This ran in the Fairbanks Daily News Miner today. It has really brought all the Wolf and Bunny huggers out in protest. I even made a comment in the paper about it Here is the link
http://www.newsminer.com/news/2009/oct/20/sheep-kill/ For those of you that go there I am known as Graybeard here in Alaska. People called me that, and I used that title, long before I ever heard of Graybeard Outdoors.
Sheep kill
Dan Hawkins, Fairbanks
Published Tuesday, October 20, 2009
Oct. 15, 2009
To the editor:
I am writing regarding the article in the Tuesday, Oct. 13, 2009, edition of the Daily News-Miner titled: “Montana wolf quota eyed after nine are shot near Yellowstone.” The comment by the former park ranger that “Yellowstone can’t be a source for wolves to colonize other areas if they get blown away right at the boundary” offends me deeply.
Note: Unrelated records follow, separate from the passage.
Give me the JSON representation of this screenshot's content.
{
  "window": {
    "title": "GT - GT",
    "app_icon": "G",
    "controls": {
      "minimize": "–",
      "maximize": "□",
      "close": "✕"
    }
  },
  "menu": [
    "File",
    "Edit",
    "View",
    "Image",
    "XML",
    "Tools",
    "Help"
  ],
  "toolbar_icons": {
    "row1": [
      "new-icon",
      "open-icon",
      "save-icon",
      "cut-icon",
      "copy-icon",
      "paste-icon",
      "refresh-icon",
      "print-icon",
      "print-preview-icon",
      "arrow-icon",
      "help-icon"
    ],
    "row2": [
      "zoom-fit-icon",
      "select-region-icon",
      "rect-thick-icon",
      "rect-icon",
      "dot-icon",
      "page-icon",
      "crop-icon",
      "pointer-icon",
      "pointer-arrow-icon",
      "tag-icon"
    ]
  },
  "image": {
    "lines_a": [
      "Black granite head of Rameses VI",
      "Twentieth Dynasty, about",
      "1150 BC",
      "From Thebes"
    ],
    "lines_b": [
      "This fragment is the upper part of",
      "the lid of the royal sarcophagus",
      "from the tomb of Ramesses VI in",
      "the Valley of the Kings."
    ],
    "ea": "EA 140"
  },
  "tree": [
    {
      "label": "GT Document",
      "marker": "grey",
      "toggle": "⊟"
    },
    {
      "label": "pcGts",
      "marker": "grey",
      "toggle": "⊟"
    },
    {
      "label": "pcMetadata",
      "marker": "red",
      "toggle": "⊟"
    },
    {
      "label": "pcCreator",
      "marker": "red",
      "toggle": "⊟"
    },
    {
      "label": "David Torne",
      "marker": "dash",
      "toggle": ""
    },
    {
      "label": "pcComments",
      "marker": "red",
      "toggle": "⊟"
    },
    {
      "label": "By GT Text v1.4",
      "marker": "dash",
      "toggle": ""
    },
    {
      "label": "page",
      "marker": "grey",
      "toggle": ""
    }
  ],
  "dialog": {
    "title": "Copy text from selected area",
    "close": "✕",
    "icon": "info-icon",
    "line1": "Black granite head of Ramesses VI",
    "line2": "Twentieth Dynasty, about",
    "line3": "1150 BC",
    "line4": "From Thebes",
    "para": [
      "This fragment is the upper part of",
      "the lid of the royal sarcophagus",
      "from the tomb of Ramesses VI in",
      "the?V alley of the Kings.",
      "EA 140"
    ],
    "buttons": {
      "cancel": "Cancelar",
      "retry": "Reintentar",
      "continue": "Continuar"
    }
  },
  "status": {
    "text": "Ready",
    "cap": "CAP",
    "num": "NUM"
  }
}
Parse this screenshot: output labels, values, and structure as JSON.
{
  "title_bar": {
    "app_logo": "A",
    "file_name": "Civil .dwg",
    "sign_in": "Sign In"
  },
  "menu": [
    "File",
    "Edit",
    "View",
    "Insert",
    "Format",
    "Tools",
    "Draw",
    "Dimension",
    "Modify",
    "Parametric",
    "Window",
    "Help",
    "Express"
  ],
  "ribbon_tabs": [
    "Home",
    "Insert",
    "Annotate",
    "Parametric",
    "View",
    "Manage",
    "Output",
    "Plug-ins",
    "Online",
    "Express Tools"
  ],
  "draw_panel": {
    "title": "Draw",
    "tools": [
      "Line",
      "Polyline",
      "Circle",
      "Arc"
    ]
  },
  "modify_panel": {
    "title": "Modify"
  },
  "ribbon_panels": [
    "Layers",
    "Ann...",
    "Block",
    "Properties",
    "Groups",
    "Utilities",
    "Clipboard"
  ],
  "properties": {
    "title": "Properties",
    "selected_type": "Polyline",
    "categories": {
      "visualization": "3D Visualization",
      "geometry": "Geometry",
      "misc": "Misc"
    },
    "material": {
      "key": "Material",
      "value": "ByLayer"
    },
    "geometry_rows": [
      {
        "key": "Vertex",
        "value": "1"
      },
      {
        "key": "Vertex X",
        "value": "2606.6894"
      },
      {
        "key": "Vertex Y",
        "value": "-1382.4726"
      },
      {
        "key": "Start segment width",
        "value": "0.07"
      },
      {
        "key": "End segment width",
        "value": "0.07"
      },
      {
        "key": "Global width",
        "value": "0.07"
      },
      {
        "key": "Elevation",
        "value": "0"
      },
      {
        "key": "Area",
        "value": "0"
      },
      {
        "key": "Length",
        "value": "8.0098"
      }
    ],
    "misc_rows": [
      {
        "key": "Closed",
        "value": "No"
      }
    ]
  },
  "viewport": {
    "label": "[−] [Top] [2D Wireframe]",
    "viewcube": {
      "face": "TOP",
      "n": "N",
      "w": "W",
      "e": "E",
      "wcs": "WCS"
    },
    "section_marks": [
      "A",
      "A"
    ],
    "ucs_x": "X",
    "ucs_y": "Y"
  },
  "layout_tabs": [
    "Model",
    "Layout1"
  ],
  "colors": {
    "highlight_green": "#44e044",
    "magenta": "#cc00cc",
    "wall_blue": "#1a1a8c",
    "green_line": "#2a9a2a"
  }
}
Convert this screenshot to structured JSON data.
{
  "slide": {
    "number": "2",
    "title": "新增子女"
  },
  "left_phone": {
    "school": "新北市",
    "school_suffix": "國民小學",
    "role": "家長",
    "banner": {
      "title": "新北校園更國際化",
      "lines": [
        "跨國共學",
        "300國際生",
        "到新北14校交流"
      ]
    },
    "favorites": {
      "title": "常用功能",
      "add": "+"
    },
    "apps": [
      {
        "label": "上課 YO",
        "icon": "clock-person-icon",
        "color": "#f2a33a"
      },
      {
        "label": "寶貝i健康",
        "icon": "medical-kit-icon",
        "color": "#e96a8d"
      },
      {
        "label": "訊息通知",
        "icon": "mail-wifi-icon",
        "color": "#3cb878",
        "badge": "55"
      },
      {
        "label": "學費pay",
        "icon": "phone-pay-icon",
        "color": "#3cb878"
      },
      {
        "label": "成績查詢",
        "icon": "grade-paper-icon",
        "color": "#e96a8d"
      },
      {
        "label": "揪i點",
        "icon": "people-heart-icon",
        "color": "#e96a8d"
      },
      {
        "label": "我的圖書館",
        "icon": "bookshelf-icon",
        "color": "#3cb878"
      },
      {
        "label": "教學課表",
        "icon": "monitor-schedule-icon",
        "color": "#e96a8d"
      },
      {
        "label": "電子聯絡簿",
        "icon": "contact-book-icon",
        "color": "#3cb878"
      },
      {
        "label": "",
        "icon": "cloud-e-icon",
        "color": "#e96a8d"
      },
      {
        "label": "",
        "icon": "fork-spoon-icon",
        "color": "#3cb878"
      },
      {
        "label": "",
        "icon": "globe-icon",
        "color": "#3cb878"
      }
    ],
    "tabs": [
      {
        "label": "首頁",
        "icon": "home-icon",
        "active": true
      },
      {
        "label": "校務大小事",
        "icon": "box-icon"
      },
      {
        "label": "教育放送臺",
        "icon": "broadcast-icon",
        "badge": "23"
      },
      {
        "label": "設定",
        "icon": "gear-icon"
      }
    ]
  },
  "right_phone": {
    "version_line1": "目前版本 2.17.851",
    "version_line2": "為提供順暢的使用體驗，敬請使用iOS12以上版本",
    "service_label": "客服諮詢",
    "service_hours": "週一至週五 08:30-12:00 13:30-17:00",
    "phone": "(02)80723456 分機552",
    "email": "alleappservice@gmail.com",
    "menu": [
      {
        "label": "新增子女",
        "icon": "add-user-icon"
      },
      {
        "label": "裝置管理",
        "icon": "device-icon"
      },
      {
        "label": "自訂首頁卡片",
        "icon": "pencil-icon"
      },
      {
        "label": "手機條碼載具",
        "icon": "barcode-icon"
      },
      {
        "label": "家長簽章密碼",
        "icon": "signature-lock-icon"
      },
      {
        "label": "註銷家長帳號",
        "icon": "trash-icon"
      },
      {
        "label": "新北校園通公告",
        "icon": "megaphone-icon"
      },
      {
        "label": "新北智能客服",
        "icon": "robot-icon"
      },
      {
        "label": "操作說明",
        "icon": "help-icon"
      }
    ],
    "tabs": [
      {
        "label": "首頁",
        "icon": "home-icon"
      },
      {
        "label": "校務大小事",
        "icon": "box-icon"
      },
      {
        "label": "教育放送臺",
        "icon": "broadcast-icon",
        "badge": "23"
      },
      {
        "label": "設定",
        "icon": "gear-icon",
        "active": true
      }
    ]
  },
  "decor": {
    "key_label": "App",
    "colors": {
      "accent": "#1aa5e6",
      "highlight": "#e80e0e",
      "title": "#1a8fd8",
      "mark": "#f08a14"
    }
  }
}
Why? Because no mention is made in the article or by the ranger or by the Wolf Recovery Program people or by the other wolf apologists of the horrendous sheep — kill by wolves in late August on a ranch near my home town of Dillon, Mont. The ranch is about 60 miles from the Yellowstone Park boundary. I know it well. One hundred twenty purebred Rambouillet bucks (rams) were killed in the worst wolf predation recorded and no mention was made of this. For the complete story simply Google “Wolves kill 120 sheep at ranch near Dillon.”
Non-sheep ranchers have no concept of what this loss, both financially and emotionally, means to the ranchers. These rams represent at least 50 years of careful selection and breeding, they are purebred stock and can cost $1,000 or more apiece. The loss of the rams at this time is critical because it is the start of the breeding season for the production of lambs in the spring. So the ranchers have lost their lamb crop as well as their precious breeding stock with hopelessly inadequate compensation. Yet it is the shooting of nine wolves at the park boundary that is decried.
Clearly there are too many wolves loose in the stock country. Perhaps it may be possible to achieve some sort of balance between numbers of predators and the needs of the people who make their living raising livestock in Montana, but all the facts must be presented. One-sided articles such as the above won’t do.